Es ist erkennbar, dass der Sieg vom 22. Mai, den Sie als Segen für das Land beschrieben haben, nun zum Fluch Ihrer eigenen Politik und zum Fluch für das Land wird.

(Zurufe von CDU und FDP)

- Herr Papke,

(Dr. Gerhard Papke [FDP]: Herr Remmel!)

wenn man Sie eben hier beobachtet hat, dann fällt einem nur die Analogie aus dem Fußball ein. Sie haben das Spielfeld bereits verlassen. Sie sitzen schon auf der Zuschauertribüne.

(Beifall von GRÜNEN und SPD - Zurufe von der FDP)

Das Ganze kulminiert in dem Ereignis vom letzten Wochenende.

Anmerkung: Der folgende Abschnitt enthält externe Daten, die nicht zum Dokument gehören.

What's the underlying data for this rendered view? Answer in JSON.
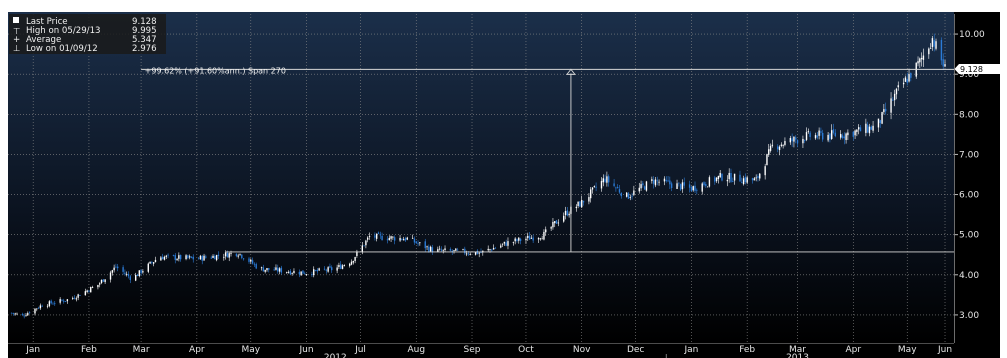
{
  "legend": {
    "items": [
      {
        "icon": "last-price-swatch",
        "label": "Last Price",
        "value": "9.128"
      },
      {
        "icon": "high-marker-icon",
        "label": "High on 05/29/13",
        "value": "9.995"
      },
      {
        "icon": "average-marker-icon",
        "label": "Average",
        "value": "5.347"
      },
      {
        "icon": "low-marker-icon",
        "label": "Low on 01/09/12",
        "value": "2.976"
      }
    ]
  },
  "annotation": {
    "text": "+99.62% (+91.60%ann.) Span 270",
    "start_value": 4.57,
    "end_value": 9.12,
    "start_date": "2012-11-09"
  },
  "last_price_badge": "9.128",
  "colors": {
    "background": "#000000",
    "gradient_top": "#1b2f4a",
    "gradient_bottom": "#000000",
    "up_candle": "#ffffff",
    "down_candle": "#2b7bd6",
    "grid": "#8a8a8a",
    "annotation_line": "#d8d8d8"
  },
  "chart_data": {
    "type": "candlestick",
    "x_start": "2012-01-01",
    "x_end": "2013-06-10",
    "ylim": [
      2.3,
      10.5
    ],
    "y_ticks": [
      "3.00",
      "4.00",
      "5.00",
      "6.00",
      "7.00",
      "8.00",
      "9.00",
      "10.00"
    ],
    "x_ticks": [
      {
        "label": "Jan",
        "date": "2012-01-15"
      },
      {
        "label": "Feb",
        "date": "2012-02-15"
      },
      {
        "label": "Mar",
        "date": "2012-03-15"
      },
      {
        "label": "Apr",
        "date": "2012-04-15"
      },
      {
        "label": "May",
        "date": "2012-05-15"
      },
      {
        "label": "Jun",
        "date": "2012-06-15"
      },
      {
        "label": "Jul",
        "date": "2012-07-15"
      },
      {
        "label": "Aug",
        "date": "2012-08-15"
      },
      {
        "label": "Sep",
        "date": "2012-09-15"
      },
      {
        "label": "Oct",
        "date": "2012-10-15"
      },
      {
        "label": "Nov",
        "date": "2012-11-15"
      },
      {
        "label": "Dec",
        "date": "2012-12-15"
      },
      {
        "label": "Jan",
        "date": "2013-01-15"
      },
      {
        "label": "Feb",
        "date": "2013-02-15"
      },
      {
        "label": "Mar",
        "date": "2013-03-15"
      },
      {
        "label": "Apr",
        "date": "2013-04-15"
      },
      {
        "label": "May",
        "date": "2013-05-15"
      },
      {
        "label": "Jun",
        "date": "2013-06-05"
      }
    ],
    "year_labels": [
      {
        "label": "2012",
        "date": "2012-07-01"
      },
      {
        "label": "2013",
        "date": "2013-03-15"
      }
    ],
    "year_divider_date": "2013-01-01",
    "grid": true,
    "legend_position": "top-left",
    "price_path": [
      {
        "date": "2012-01-03",
        "close": 3.05
      },
      {
        "date": "2012-01-09",
        "close": 2.98
      },
      {
        "date": "2012-01-20",
        "close": 3.25
      },
      {
        "date": "2012-02-05",
        "close": 3.4
      },
      {
        "date": "2012-02-20",
        "close": 3.75
      },
      {
        "date": "2012-03-01",
        "close": 4.2
      },
      {
        "date": "2012-03-10",
        "close": 3.9
      },
      {
        "date": "2012-03-25",
        "close": 4.45
      },
      {
        "date": "2012-04-15",
        "close": 4.4
      },
      {
        "date": "2012-05-08",
        "close": 4.55
      },
      {
        "date": "2012-05-20",
        "close": 4.15
      },
      {
        "date": "2012-06-15",
        "close": 4.05
      },
      {
        "date": "2012-07-01",
        "close": 4.15
      },
      {
        "date": "2012-07-10",
        "close": 4.35
      },
      {
        "date": "2012-07-20",
        "close": 4.95
      },
      {
        "date": "2012-08-10",
        "close": 4.9
      },
      {
        "date": "2012-08-25",
        "close": 4.6
      },
      {
        "date": "2012-09-20",
        "close": 4.55
      },
      {
        "date": "2012-10-05",
        "close": 4.8
      },
      {
        "date": "2012-10-25",
        "close": 5.0
      },
      {
        "date": "2012-11-05",
        "close": 5.5
      },
      {
        "date": "2012-11-15",
        "close": 5.8
      },
      {
        "date": "2012-11-28",
        "close": 6.4
      },
      {
        "date": "2012-12-10",
        "close": 5.95
      },
      {
        "date": "2012-12-25",
        "close": 6.35
      },
      {
        "date": "2013-01-15",
        "close": 6.15
      },
      {
        "date": "2013-02-01",
        "close": 6.45
      },
      {
        "date": "2013-02-20",
        "close": 6.35
      },
      {
        "date": "2013-03-01",
        "close": 7.2
      },
      {
        "date": "2013-03-20",
        "close": 7.45
      },
      {
        "date": "2013-04-10",
        "close": 7.5
      },
      {
        "date": "2013-04-28",
        "close": 7.7
      },
      {
        "date": "2013-05-10",
        "close": 8.6
      },
      {
        "date": "2013-05-22",
        "close": 9.3
      },
      {
        "date": "2013-05-29",
        "close": 9.9
      },
      {
        "date": "2013-06-05",
        "close": 9.13
      }
    ]
  }
}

Da muss man doch einmal fragen: Welche Deutungen lässt dieses Ereignis zu? Die Frage, warum keiner aus der nordrheinwestfälischen CDU in der Ministerriege des Bundes vertreten ist, war ja wohl auch der Auslöser für die heutige Debatte und für die berechtigten Nachfragen.

Die erste Interpretation, meine Damen und Herren, ist die: Der Ministerpräsident hat es gar nicht bei Frau Merkel probiert, weil er wusste, dass er keinen Erfolg hat, keinen Erfolg haben kann. Das ist eine politische Haltung der Resignation.

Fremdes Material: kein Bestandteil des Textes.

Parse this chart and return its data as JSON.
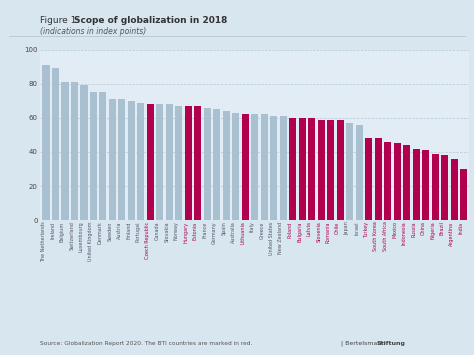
{
  "title_prefix": "Figure 1: ",
  "title_bold": "Scope of globalization in 2018",
  "subtitle": "(indications in index points)",
  "source": "Source: Globalization Report 2020. The BTI countries are marked in red.",
  "branding_normal": "Bertelsmann",
  "branding_bold": "Stiftung",
  "categories": [
    "The Netherlands",
    "Ireland",
    "Belgium",
    "Switzerland",
    "Luxembourg",
    "United Kingdom",
    "Denmark",
    "Sweden",
    "Austria",
    "Finland",
    "Portugal",
    "Czech Republic",
    "Canada",
    "Slovakia",
    "Norway",
    "Hungary",
    "Estonia",
    "France",
    "Germany",
    "Spain",
    "Australia",
    "Lithuania",
    "Italy",
    "Greece",
    "United States",
    "New Zealand",
    "Poland",
    "Bulgaria",
    "Latvia",
    "Slovenia",
    "Romania",
    "Chile",
    "Japan",
    "Israel",
    "Turkey",
    "South Korea",
    "South Africa",
    "Mexico",
    "Indonesia",
    "Russia",
    "China",
    "Nigeria",
    "Brazil",
    "Argentina",
    "India"
  ],
  "values": [
    91,
    89,
    81,
    81,
    79,
    75,
    75,
    71,
    71,
    70,
    69,
    68,
    68,
    68,
    67,
    67,
    67,
    66,
    65,
    64,
    63,
    62,
    62,
    62,
    61,
    61,
    60,
    60,
    60,
    59,
    59,
    59,
    57,
    56,
    48,
    48,
    46,
    45,
    44,
    42,
    41,
    39,
    38,
    36,
    30
  ],
  "bti_countries": [
    "Czech Republic",
    "Hungary",
    "Estonia",
    "Lithuania",
    "Poland",
    "Bulgaria",
    "Latvia",
    "Slovenia",
    "Romania",
    "Chile",
    "Turkey",
    "South Korea",
    "South Africa",
    "Mexico",
    "Indonesia",
    "Russia",
    "China",
    "Nigeria",
    "Brazil",
    "Argentina",
    "India"
  ],
  "color_bti": "#b0004e",
  "color_normal": "#a8c0d0",
  "bg_color": "#d8e6f0",
  "plot_bg_color": "#e2ecf4",
  "ylim": [
    0,
    100
  ],
  "yticks": [
    0,
    20,
    40,
    60,
    80,
    100
  ]
}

(Minister Eckhard Uhlenberg: Absoluter Fachmann!)

Das zweite Erklärungsmuster sieht so aus: Sie haben es nicht probiert, weil Sie so sicher waren, dass Sie berücksichtigt werden. Sie haben ja in Ihren Interviews am Tag selber noch Entsprechendes behauptet. Das aber zeugt davon, dass Sie eine politische Grundhaltung der Ahnungslosigkeit beziehungsweise eine politische Guck-indie-Luft-Haltung an den Tag legen.

Das dritte mögliche Erklärungsmuster heißt: Sie haben es probiert, aber Sie haben eine Abfuhr bekommen. Dann üben Sie sich in öffentlicher Beschwörungsrhetorik.

Alle drei möglichen Deutungen dokumentieren, dass Nordrhein-Westfalen gegenüber dem Bund eben keinen starken und durchsetzungsfähigen Ministerpräsidenten hat.

(Beifall von GRÜNEN und SPD - Zurufe von der CDU)

- Nein, Nordrhein-Westfalen hat eben keinen solchen starken Ministerpräsidenten. Sie haben das Bild eines Büttels abgegeben, eines - im doppelten Sinne - Briefbeschwerers von Frau Merkel.

(Beifall von den GRÜNEN)

Deshalb müssen Sie sich auch heute hier erklären.

Dann haben Sie sich, weil keiner gerne ein Büttel sein will, überlegt, wie Sie dem Publikum und Frau Merkel gleich noch dazu deutlich machen könnten, dass Sie eben keiner sind.

Deshalb ist dieser Brief entstanden. Der Charakter des Papiers - verzeihen Sie mir - aber zeigt doch eher Ihre Hilflosigkeit, Ihre Machtlosigkeit.